Storage indexing - how Aim data is indexed
Background
When tracking experiment metadata with Aim, each run creates its own isolated space in
aim repository. This allows to run multiple concurrent experiments without setting-up additional
services responsible for data writes synchronization. Once run is complete, all the data it
tracked is being indexed. We call this step run finalization. When the training script terminated
with SIGTERM
signal, Aim will handle this and make sure that run properly finalized and data is
indexed. However, there are cases when training terminated abnormally and data remains unindexed.
How things worked before?
Due to the chunks of data being unindexed, chunks of data would remain in the runs’ separate
storage but not in index storage. This means that queries had to open multiple files to read the
repo data. Once failed runs started to accumulate, queries will slow down. In order to mitigate this
aim reindex
command has been introduced.
The command will scan the aim repo and index all stalled runs.
Automatic indexing
Though aim reindex
command will address the performance issues it is not the most convenient
way to do. The questions such as “When should I run aim reindex
?” or “How frequent should I run aim reindex
?” depend on the actual
aim repository and use-case. Thus, we need to automate the indexing of aim repository.
Each time aim up
command is ran, Aim will spawn a background thread along with the web server.

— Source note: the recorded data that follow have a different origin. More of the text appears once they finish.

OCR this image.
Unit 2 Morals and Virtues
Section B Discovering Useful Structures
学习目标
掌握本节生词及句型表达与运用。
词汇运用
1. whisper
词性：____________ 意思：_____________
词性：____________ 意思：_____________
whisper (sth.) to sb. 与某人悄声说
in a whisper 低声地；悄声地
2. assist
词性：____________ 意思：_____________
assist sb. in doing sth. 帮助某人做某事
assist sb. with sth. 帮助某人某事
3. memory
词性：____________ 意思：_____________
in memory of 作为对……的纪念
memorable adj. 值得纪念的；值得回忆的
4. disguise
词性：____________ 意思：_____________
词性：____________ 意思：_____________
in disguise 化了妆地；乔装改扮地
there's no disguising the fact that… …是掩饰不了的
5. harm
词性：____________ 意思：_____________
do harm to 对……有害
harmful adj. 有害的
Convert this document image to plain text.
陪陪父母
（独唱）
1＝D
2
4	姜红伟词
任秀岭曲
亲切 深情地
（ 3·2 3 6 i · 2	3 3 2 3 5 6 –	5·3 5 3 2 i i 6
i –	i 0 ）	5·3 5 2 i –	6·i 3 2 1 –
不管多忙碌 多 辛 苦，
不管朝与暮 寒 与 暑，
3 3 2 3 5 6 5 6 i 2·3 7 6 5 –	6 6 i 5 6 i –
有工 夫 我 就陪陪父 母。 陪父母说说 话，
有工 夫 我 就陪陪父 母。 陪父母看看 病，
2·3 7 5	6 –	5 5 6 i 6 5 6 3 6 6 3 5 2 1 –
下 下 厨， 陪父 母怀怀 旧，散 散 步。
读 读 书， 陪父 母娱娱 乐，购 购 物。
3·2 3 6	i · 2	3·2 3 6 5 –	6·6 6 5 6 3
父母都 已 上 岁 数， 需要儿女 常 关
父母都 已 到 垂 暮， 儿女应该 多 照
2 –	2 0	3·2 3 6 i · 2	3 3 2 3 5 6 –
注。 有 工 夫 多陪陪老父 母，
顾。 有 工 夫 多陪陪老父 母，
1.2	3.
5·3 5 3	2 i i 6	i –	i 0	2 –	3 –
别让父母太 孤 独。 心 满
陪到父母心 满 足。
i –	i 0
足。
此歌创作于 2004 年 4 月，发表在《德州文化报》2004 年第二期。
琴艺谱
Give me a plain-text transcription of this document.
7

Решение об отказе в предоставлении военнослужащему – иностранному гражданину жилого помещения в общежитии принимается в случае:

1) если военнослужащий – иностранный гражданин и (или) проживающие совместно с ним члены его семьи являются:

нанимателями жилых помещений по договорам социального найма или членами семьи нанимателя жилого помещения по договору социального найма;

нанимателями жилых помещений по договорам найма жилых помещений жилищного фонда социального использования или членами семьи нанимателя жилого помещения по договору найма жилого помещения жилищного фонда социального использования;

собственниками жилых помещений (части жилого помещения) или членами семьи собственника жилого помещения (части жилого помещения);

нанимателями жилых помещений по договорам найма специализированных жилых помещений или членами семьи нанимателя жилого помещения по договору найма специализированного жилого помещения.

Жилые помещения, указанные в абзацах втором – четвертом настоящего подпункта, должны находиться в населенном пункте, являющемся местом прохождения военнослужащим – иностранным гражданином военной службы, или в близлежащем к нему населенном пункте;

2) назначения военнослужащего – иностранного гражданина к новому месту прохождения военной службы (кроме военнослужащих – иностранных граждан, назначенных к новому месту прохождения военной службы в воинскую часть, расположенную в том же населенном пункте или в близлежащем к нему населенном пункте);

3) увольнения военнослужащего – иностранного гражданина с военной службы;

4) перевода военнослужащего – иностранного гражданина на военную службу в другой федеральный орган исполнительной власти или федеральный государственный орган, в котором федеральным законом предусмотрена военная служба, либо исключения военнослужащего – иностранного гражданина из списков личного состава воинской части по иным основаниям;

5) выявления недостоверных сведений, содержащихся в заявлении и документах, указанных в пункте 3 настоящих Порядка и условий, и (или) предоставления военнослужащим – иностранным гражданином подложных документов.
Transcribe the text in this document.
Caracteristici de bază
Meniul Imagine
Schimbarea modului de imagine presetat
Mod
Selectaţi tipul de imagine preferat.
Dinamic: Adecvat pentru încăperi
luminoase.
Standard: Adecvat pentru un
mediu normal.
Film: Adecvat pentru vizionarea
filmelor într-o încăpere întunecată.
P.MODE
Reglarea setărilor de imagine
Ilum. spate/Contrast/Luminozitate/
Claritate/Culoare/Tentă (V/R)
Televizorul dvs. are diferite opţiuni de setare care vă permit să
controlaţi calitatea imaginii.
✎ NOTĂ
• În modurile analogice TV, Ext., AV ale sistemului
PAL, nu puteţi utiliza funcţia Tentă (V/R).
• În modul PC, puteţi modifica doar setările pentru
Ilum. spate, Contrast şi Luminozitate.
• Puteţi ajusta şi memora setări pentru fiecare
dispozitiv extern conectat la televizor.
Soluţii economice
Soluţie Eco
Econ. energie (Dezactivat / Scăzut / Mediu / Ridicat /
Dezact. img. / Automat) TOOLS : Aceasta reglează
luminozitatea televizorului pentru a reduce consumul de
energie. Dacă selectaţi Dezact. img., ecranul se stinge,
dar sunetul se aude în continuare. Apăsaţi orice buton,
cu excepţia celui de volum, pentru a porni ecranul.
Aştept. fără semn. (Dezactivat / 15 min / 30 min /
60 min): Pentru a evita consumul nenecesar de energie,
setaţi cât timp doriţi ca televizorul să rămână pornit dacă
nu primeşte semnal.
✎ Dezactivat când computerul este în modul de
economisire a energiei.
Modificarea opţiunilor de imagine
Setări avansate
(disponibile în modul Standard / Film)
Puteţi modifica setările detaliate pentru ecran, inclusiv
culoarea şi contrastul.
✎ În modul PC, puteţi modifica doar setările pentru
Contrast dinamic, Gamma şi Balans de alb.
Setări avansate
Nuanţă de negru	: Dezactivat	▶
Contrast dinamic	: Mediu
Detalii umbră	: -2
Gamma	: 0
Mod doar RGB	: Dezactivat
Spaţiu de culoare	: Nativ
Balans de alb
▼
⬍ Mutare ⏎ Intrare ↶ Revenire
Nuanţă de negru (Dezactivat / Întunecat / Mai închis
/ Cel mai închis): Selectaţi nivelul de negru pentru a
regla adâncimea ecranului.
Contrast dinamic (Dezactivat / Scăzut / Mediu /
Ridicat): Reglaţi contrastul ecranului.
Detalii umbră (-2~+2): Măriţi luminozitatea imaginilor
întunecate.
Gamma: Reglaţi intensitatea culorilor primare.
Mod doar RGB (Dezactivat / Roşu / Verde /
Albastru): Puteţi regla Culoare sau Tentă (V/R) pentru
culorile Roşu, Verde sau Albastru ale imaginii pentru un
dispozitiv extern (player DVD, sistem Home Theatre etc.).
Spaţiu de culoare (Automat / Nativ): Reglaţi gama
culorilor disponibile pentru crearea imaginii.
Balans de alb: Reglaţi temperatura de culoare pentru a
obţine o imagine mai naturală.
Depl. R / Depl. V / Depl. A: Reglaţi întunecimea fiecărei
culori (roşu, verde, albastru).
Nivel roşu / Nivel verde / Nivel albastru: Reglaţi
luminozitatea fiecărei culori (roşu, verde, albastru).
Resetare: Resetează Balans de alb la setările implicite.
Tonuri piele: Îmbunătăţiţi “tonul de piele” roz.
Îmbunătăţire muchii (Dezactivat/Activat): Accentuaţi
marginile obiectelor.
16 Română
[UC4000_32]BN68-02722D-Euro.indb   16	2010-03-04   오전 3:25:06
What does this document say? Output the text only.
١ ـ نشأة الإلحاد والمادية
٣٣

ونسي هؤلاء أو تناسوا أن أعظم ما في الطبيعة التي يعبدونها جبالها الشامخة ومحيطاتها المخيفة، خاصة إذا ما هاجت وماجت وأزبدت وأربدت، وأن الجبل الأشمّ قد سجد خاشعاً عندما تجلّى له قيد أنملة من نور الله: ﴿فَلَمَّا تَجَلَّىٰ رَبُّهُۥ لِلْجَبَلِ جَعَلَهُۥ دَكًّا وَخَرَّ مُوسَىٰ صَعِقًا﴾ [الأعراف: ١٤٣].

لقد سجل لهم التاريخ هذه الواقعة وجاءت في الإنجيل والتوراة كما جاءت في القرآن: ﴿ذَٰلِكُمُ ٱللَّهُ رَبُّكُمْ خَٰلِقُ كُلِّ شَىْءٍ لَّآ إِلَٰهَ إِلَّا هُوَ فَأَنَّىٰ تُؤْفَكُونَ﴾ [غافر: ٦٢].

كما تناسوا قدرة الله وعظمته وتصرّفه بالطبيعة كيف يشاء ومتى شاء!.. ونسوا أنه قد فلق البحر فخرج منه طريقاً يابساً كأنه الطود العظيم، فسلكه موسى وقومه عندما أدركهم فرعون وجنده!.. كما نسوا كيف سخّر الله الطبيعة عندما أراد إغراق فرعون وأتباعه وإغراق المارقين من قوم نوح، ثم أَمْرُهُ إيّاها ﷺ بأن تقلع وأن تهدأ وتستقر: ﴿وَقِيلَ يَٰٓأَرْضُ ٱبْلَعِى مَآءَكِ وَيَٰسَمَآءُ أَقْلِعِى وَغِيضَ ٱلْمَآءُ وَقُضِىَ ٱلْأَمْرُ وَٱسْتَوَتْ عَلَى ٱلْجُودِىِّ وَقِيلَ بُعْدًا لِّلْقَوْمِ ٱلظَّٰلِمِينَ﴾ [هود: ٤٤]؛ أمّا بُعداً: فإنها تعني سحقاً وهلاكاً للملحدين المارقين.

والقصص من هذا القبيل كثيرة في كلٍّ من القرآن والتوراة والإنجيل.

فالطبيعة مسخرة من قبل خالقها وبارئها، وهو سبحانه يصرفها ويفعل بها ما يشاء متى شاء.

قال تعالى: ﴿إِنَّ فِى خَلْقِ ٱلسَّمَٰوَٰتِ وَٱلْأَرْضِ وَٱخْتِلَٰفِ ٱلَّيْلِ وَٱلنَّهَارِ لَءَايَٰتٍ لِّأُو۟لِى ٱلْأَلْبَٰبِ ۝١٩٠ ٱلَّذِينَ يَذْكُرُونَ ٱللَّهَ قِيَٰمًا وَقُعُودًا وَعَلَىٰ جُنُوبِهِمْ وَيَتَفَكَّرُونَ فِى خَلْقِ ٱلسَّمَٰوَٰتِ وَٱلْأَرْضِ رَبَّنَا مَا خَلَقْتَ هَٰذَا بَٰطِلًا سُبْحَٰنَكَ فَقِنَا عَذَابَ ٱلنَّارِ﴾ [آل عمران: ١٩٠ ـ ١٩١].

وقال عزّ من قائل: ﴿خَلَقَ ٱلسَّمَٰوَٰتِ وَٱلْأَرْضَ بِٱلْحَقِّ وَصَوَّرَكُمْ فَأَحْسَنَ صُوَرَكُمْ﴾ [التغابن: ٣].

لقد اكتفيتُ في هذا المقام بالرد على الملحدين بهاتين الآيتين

The thread will check for the unindexed runs and reindex them one at the time. This will keep
queries performance high without locking the index storage for too long.
Conclusion
With the new automatic indexing logic in place, users don’t have to manually run aim reindex
command. It is still in place for cases when all the runs data should be indexed at once. The
combination of automatic (implicit) and manual (explicit) reindexing makes sure aim repo has
good performance in a long-term usage screnarios and provides good overall user experience.